Hello, I encountered OOM (out of memory) error recently then I used two gpus with almost the same implementation way of your code shared here (with tf.device cpu, parallel model, gpu=2). But I still have the same OOM error even though I used two gpus. I don't understand how to share the memory pressure with multi gpus? My assumption is that with the keras multi-gpus function, it basically just make a same replica on another gpu but doesn't deal with the memory problem. So do you know how to deal with the OOM error with multi-gpus?

Thanks!
Jianing

jianing-sun on 7 Nov 2018

Hi @jianing-sun , how did it go with the OOM problem? I have the same issue here.

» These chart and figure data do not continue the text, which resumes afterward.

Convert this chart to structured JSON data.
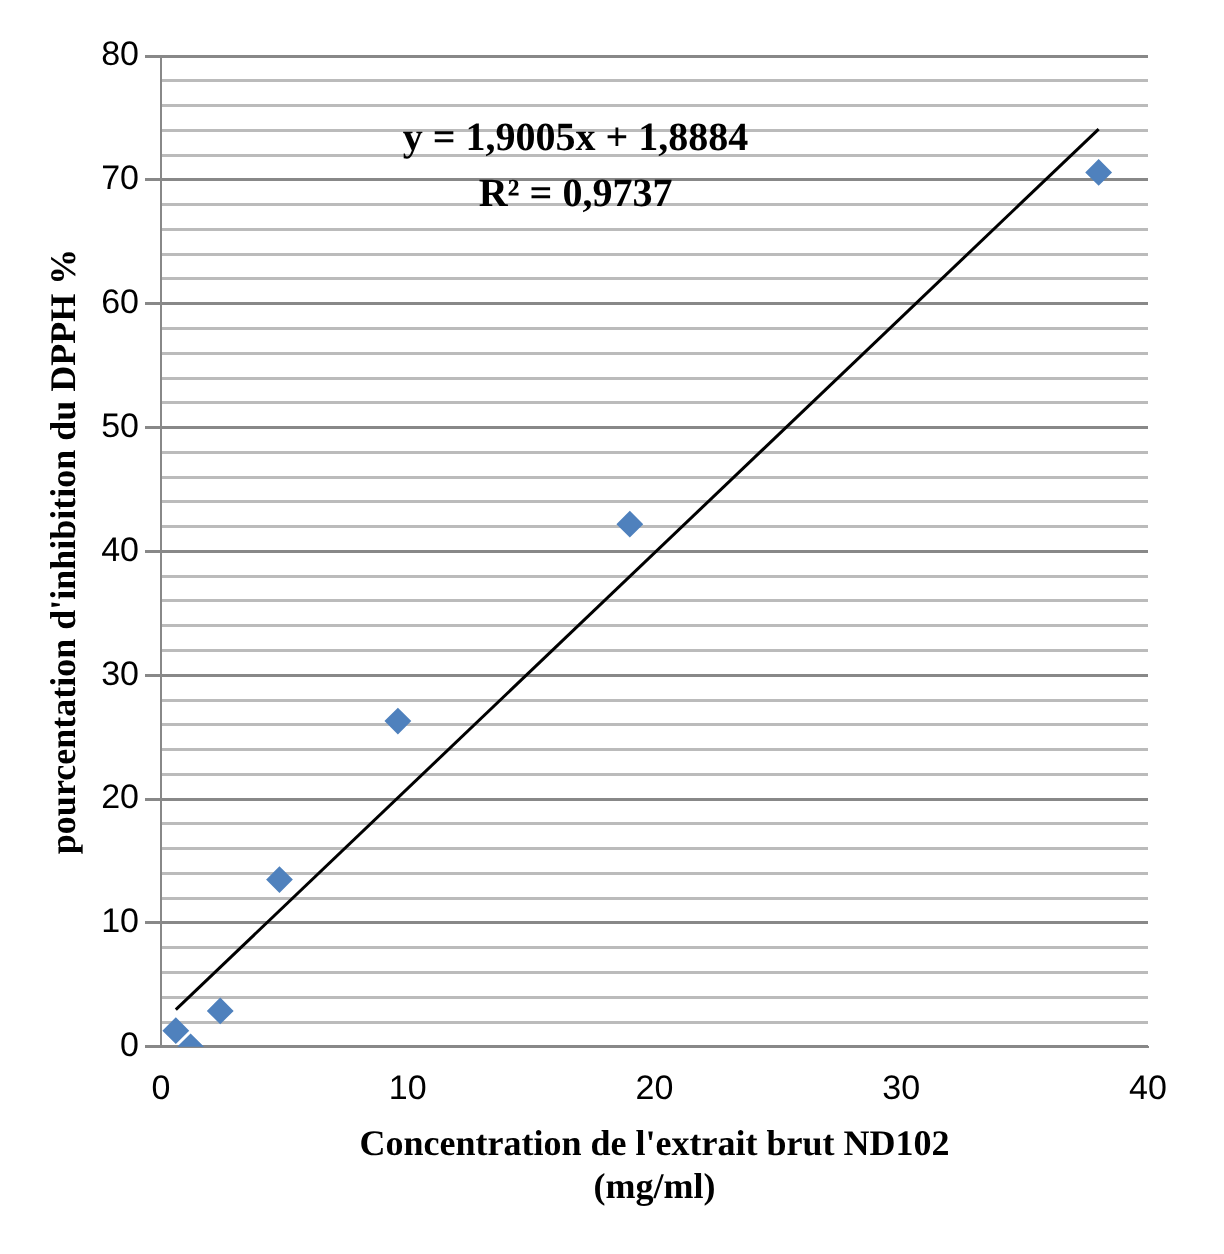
{
  "chart_data": {
    "type": "scatter",
    "xlabel": "Concentration de l'extrait brut ND102\n(mg/ml)",
    "ylabel": "pourcentation d'inhibition du DPPH %",
    "annotations": [
      "y = 1,9005x + 1,8884",
      "R² = 0,9737"
    ],
    "series": [
      {
        "type": "scatter",
        "color": "#4f81bd",
        "x": [
          0.6,
          1.2,
          2.4,
          4.8,
          9.6,
          19,
          38
        ],
        "values": [
          1.3,
          0,
          2.9,
          13.5,
          26.3,
          42.2,
          70.6
        ]
      },
      {
        "type": "line",
        "color": "#000000",
        "marker": "none",
        "x": [
          0.6,
          38
        ],
        "values": [
          3.0,
          74.1
        ]
      }
    ],
    "marker": "diamond",
    "grid": "y",
    "legend": false,
    "xlim": [
      0,
      40
    ],
    "xticks": [
      0,
      10,
      20,
      30,
      40
    ],
    "ylim": [
      0,
      80
    ],
    "yticks": [
      0,
      {
        "value": 2,
        "label": null
      },
      {
        "value": 4,
        "label": null
      },
      {
        "value": 6,
        "label": null
      },
      {
        "value": 8,
        "label": null
      },
      10,
      {
        "value": 12,
        "label": null
      },
      {
        "value": 14,
        "label": null
      },
      {
        "value": 16,
        "label": null
      },
      {
        "value": 18,
        "label": null
      },
      20,
      {
        "value": 22,
        "label": null
      },
      {
        "value": 24,
        "label": null
      },
      {
        "value": 26,
        "label": null
      },
      {
        "value": 28,
        "label": null
      },
      30,
      {
        "value": 32,
        "label": null
      },
      {
        "value": 34,
        "label": null
      },
      {
        "value": 36,
        "label": null
      },
      {
        "value": 38,
        "label": null
      },
      40,
      {
        "value": 42,
        "label": null
      },
      {
        "value": 44,
        "label": null
      },
      {
        "value": 46,
        "label": null
      },
      {
        "value": 48,
        "label": null
      },
      50,
      {
        "value": 52,
        "label": null
      },
      {
        "value": 54,
        "label": null
      },
      {
        "value": 56,
        "label": null
      },
      {
        "value": 58,
        "label": null
      },
      60,
      {
        "value": 62,
        "label": null
      },
      {
        "value": 64,
        "label": null
      },
      {
        "value": 66,
        "label": null
      },
      {
        "value": 68,
        "label": null
      },
      70,
      {
        "value": 72,
        "label": null
      },
      {
        "value": 74,
        "label": null
      },
      {
        "value": 76,
        "label": null
      },
      {
        "value": 78,
        "label": null
      },
      80
    ]
  }
}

Edit: I ended up by reducing the depth and width of the neural net to fit it into GPU cards.

qifengzhou on 17 Feb 2019

Hi
I also ran into OOM issue with the batch size fit perfectly in single card.(4 is good for single card but 8 with 2 cards will raise OOM). I also find out when I train the model with multi gpu, and a larger total batch size(from 4 to 14, where I use 7 cards and batch size of 2 for each card), the total number of steps per epoch is not reduced but increased. Any idea why? Thanks in advance!